On ne parle pas assez des britanniques d’Art Brut. Ces derniers, en toute discrétion et complètement « off the radar », viennent de nous gratifier d’un excellent album, leur troisième en l’occurrence, intitulé « Art Brut vs. satan ». Mais qui est ce satan ? Certainement pas Black Francis, qui a produit le disque, et les a gratifié d’un son clair et tranchant aussi efficace que celui du grand modèle Pixies. Pour le reste la formule bouge peu, Eddie Argos chante toujours aussi peu mais déclame ses textes à l’humour toujours aussi ravageur. Connaissez-vous un autre groupe capable de vanter les mérites des comics books et des milkshakes au chocolat sans être ridicule ? Ou les malheurs avec la gente féminine ? Une section rythmique qui dépote, quelques excellents riffs de guitares, excellents et bien mis en valeur par le Sir Francis et le tour est joué.
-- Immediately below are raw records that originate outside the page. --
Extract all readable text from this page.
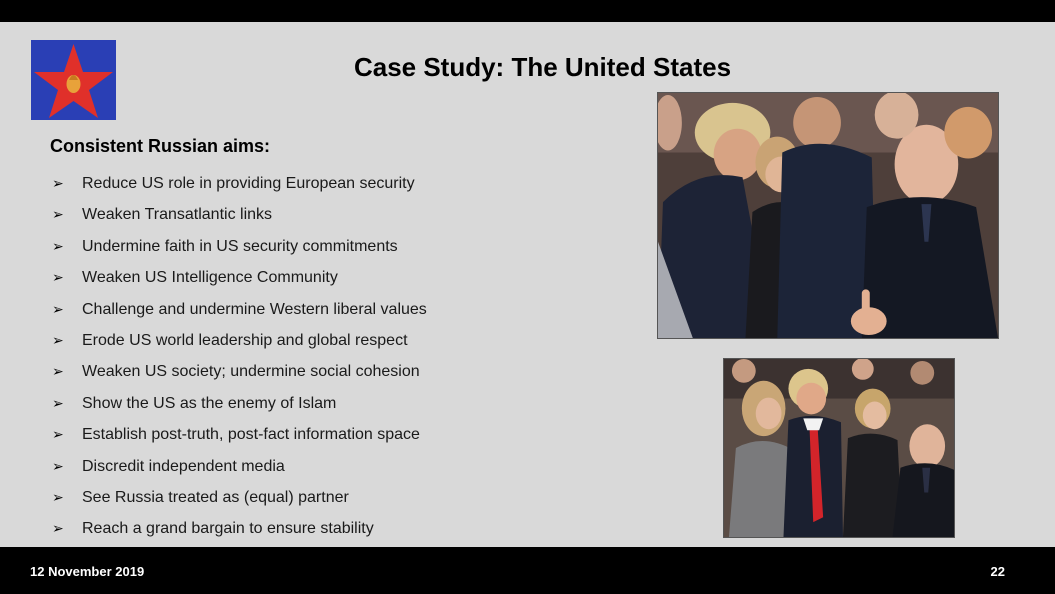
Case Study: The United States
Consistent Russian aims:
➢	Reduce US role in providing European security
➢	Weaken Transatlantic links
➢	Undermine faith in US security commitments
➢	Weaken US Intelligence Community
➢	Challenge and undermine Western liberal values
➢	Erode US world leadership and global respect
➢	Weaken US society; undermine social cohesion
➢	Show the US as the enemy of Islam
➢	Establish post-truth, post-fact information space
➢	Discredit independent media
➢	See Russia treated as (equal) partner
➢	Reach a grand bargain to ensure stability
12 November 2019	22
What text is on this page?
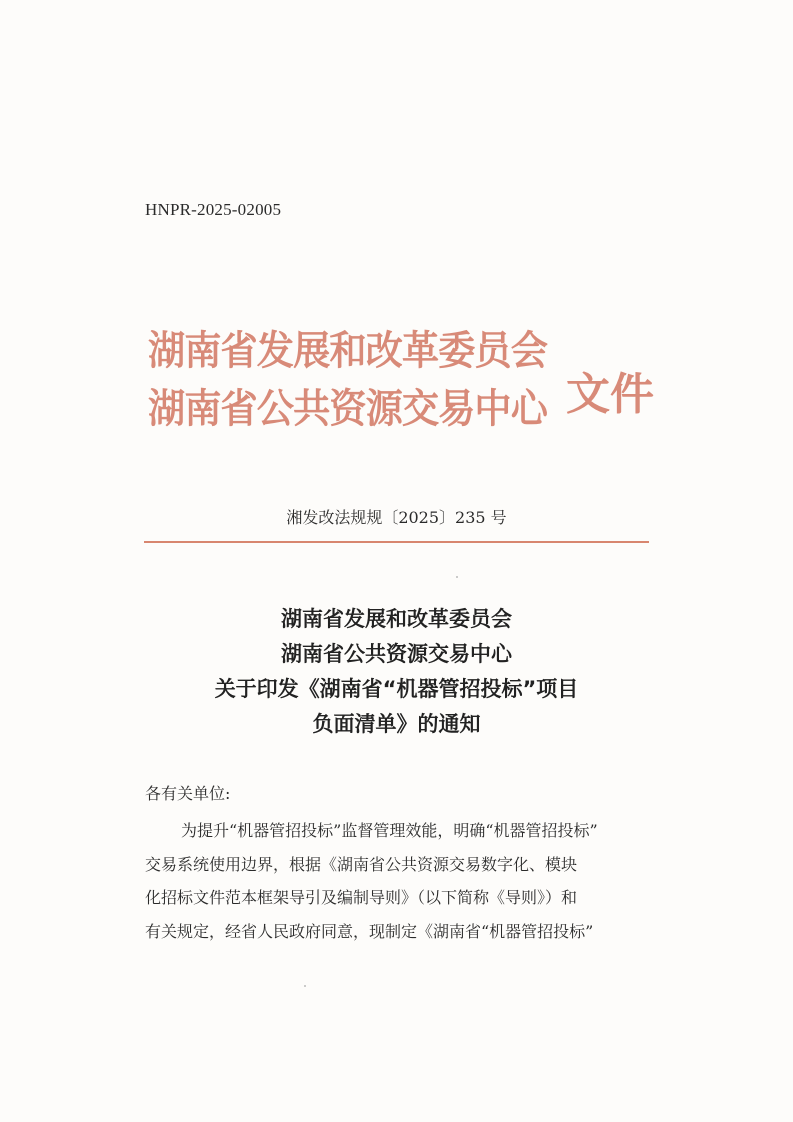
HNPR-2025-02005
湖南省发展和改革委员会
湖南省公共资源交易中心 文件
湘发改法规规〔2025〕235 号
湖南省发展和改革委员会
湖南省公共资源交易中心
关于印发《湖南省“机器管招投标”项目
负面清单》的通知
各有关单位:
为提升“机器管招投标”监督管理效能，明确“机器管招投标”
交易系统使用边界，根据《湖南省公共资源交易数字化、模块
化招标文件范本框架导引及编制导则》（以下简称《导则》）和
有关规定，经省人民政府同意，现制定《湖南省“机器管招投标”
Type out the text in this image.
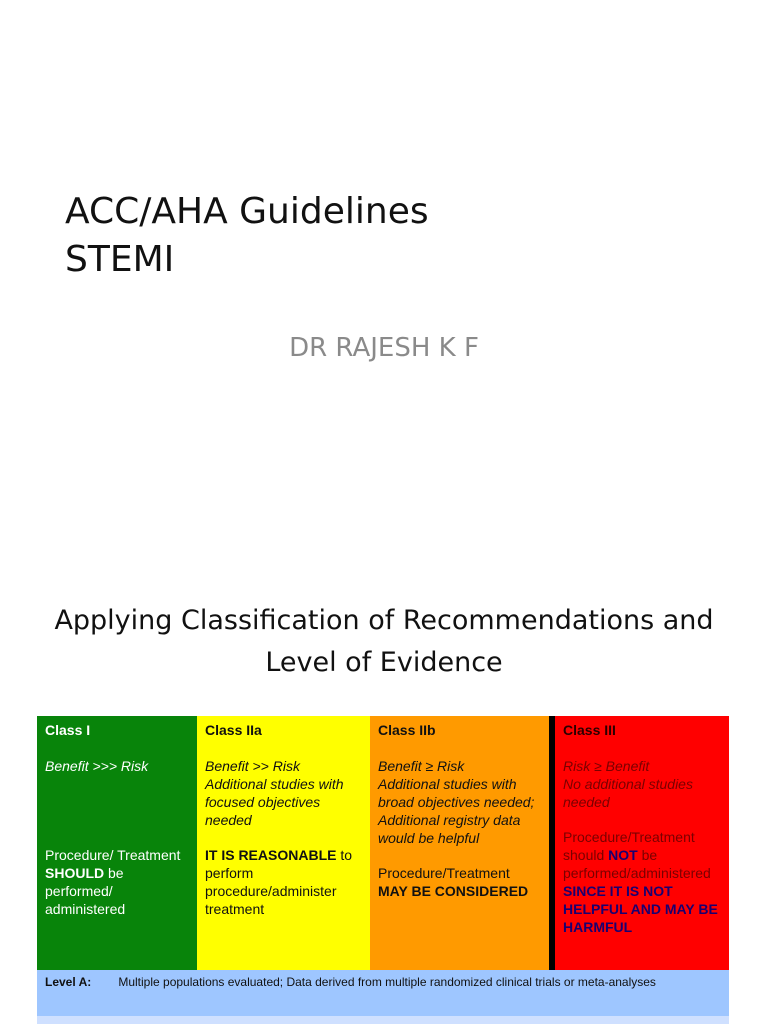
ACC/AHA Guidelines
STEMI
DR RAJESH K F
Applying Classification of Recommendations and
Level of Evidence
Class I
Benefit >>> Risk
Procedure/ Treatment SHOULD be performed/ administered
Class IIa
Benefit >> Risk
Additional studies with focused objectives needed
IT IS REASONABLE to perform procedure/administer treatment
Class IIb
Benefit ≥ Risk
Additional studies with broad objectives needed; Additional registry data would be helpful
Procedure/Treatment
MAY BE CONSIDERED
Class III
Risk ≥ Benefit
No additional studies needed
Procedure/Treatment should NOT be performed/administered
SINCE IT IS NOT HELPFUL AND MAY BE HARMFUL
Level A: Multiple populations evaluated; Data derived from multiple randomized clinical trials or meta-analyses
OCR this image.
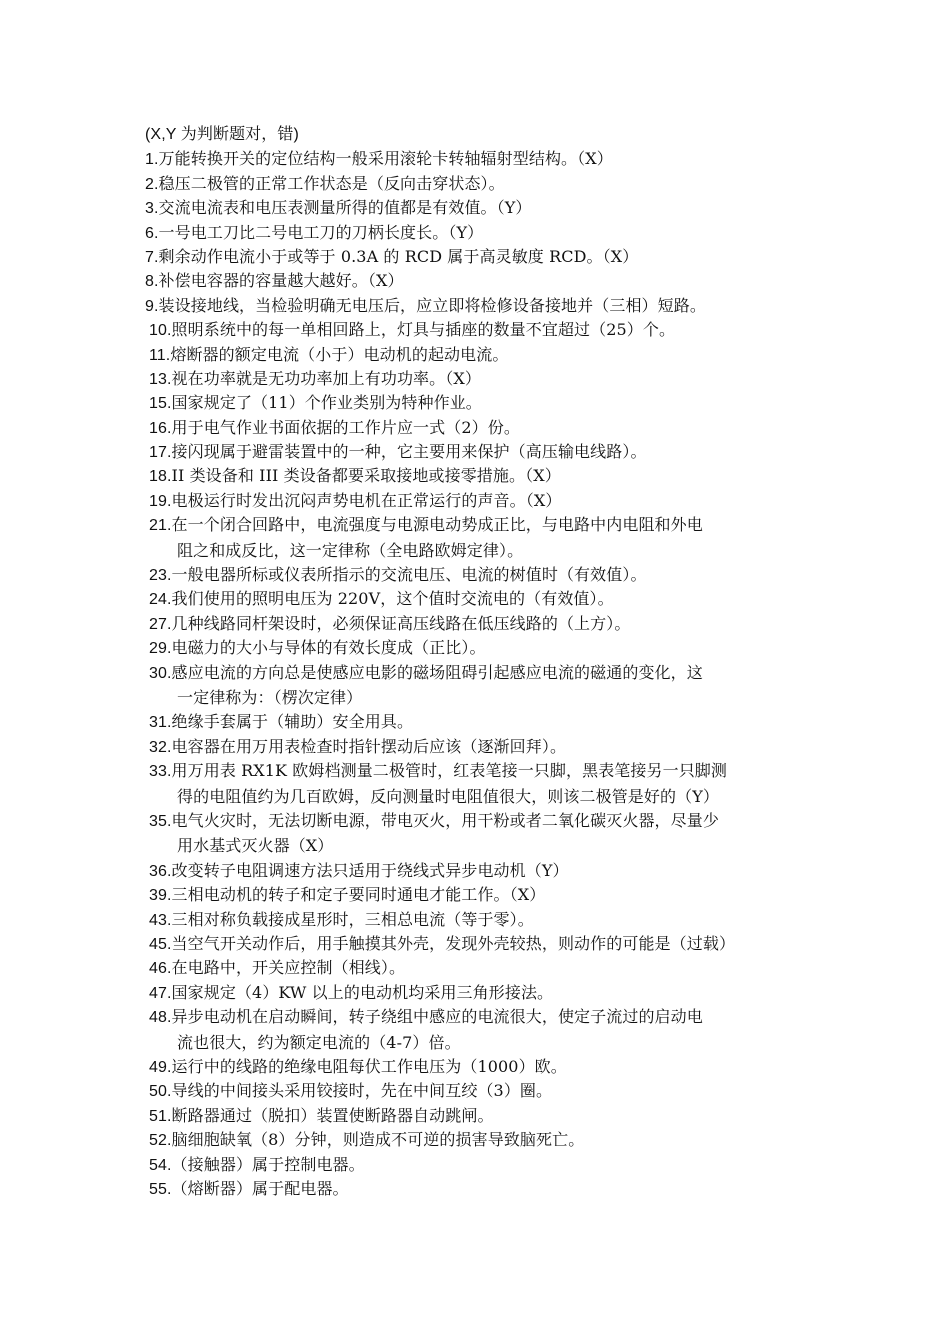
(X,Y 为判断题对，错)
1.万能转换开关的定位结构一般采用滚轮卡转轴辐射型结构。（X）
2.稳压二极管的正常工作状态是（反向击穿状态）。
3.交流电流表和电压表测量所得的值都是有效值。（Y）
6.一号电工刀比二号电工刀的刀柄长度长。（Y）
7.剩余动作电流小于或等于 0.3A 的 RCD 属于高灵敏度 RCD。（X）
8.补偿电容器的容量越大越好。（X）
9.装设接地线，当检验明确无电压后，应立即将检修设备接地并（三相）短路。
10.照明系统中的每一单相回路上，灯具与插座的数量不宜超过（25）个。
11.熔断器的额定电流（小于）电动机的起动电流。
13.视在功率就是无功功率加上有功功率。（X）
15.国家规定了（11）个作业类别为特种作业。
16.用于电气作业书面依据的工作片应一式（2）份。
17.接闪现属于避雷装置中的一种，它主要用来保护（高压输电线路）。
18.II 类设备和 III 类设备都要采取接地或接零措施。（X）
19.电极运行时发出沉闷声势电机在正常运行的声音。（X）
21.在一个闭合回路中，电流强度与电源电动势成正比，与电路中内电阻和外电
阻之和成反比，这一定律称（全电路欧姆定律）。
23.一般电器所标或仪表所指示的交流电压、电流的树值时（有效值）。
24.我们使用的照明电压为 220V，这个值时交流电的（有效值）。
27.几种线路同杆架设时，必须保证高压线路在低压线路的（上方）。
29.电磁力的大小与导体的有效长度成（正比）。
30.感应电流的方向总是使感应电影的磁场阻碍引起感应电流的磁通的变化，这
一定律称为：（楞次定律）
31.绝缘手套属于（辅助）安全用具。
32.电容器在用万用表检查时指针摆动后应该（逐渐回拜）。
33.用万用表 RX1K 欧姆档测量二极管时，红表笔接一只脚，黑表笔接另一只脚测
得的电阻值约为几百欧姆，反向测量时电阻值很大，则该二极管是好的（Y）
35.电气火灾时，无法切断电源，带电灭火，用干粉或者二氧化碳灭火器，尽量少
用水基式灭火器（X）
36.改变转子电阻调速方法只适用于绕线式异步电动机（Y）
39.三相电动机的转子和定子要同时通电才能工作。（X）
43.三相对称负载接成星形时，三相总电流（等于零）。
45.当空气开关动作后，用手触摸其外壳，发现外壳较热，则动作的可能是（过载）
46.在电路中，开关应控制（相线）。
47.国家规定（4）KW 以上的电动机均采用三角形接法。
48.异步电动机在启动瞬间，转子绕组中感应的电流很大，使定子流过的启动电
流也很大，约为额定电流的（4-7）倍。
49.运行中的线路的绝缘电阻每伏工作电压为（1000）欧。
50.导线的中间接头采用铰接时，先在中间互绞（3）圈。
51.断路器通过（脱扣）装置使断路器自动跳闸。
52.脑细胞缺氧（8）分钟，则造成不可逆的损害导致脑死亡。
54.（接触器）属于控制电器。
55.（熔断器）属于配电器。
Certes ça ne révolutionnera pas le monde, mais ça fait du bien et ça remonte le moral. Après tout c’est bien pour ça qu’on l’aime notre bon vieux rock n’roll, non ?
http://www.artbrut.org.uk/
www.myspace.com/artbrut

lundi 16 juillet 2007

Art Brut : « It’s a bit complicated »


C’est un petit peu compliqué, clame la pochette, qui fleure bon les souvenirs d’école et d’enfance. En fait, pas tant que ça. Voire même, réflexion faîte, pas du tout. En effet, le rock n’roll façon Art Brut, c’est très simple. Une rythmique dynamique (en concert, le batteur joue debout) et un gros son de guitare. Avec quelques bons riffs, le tour est joué. Ajoutez les paroles hilarantes d’Eddie Argos (qui récite plus qu’il ne chante de son accent 100 % cockney) sur les petites contrariétés de la vie, les filles, les premières fois où l’on tombe amoureux, les dimanches soirs, tout ça, quoi… Les cuivres « kick horns » sur « late Sunday evening » sont du plus bel effet. Le tout est irrésistible. Vivement conseillé. Dans le fond, comme antidépresseur, c’est tellement efficace que dans un monde parfait, l’album serait remboursé par la sécurité sociale.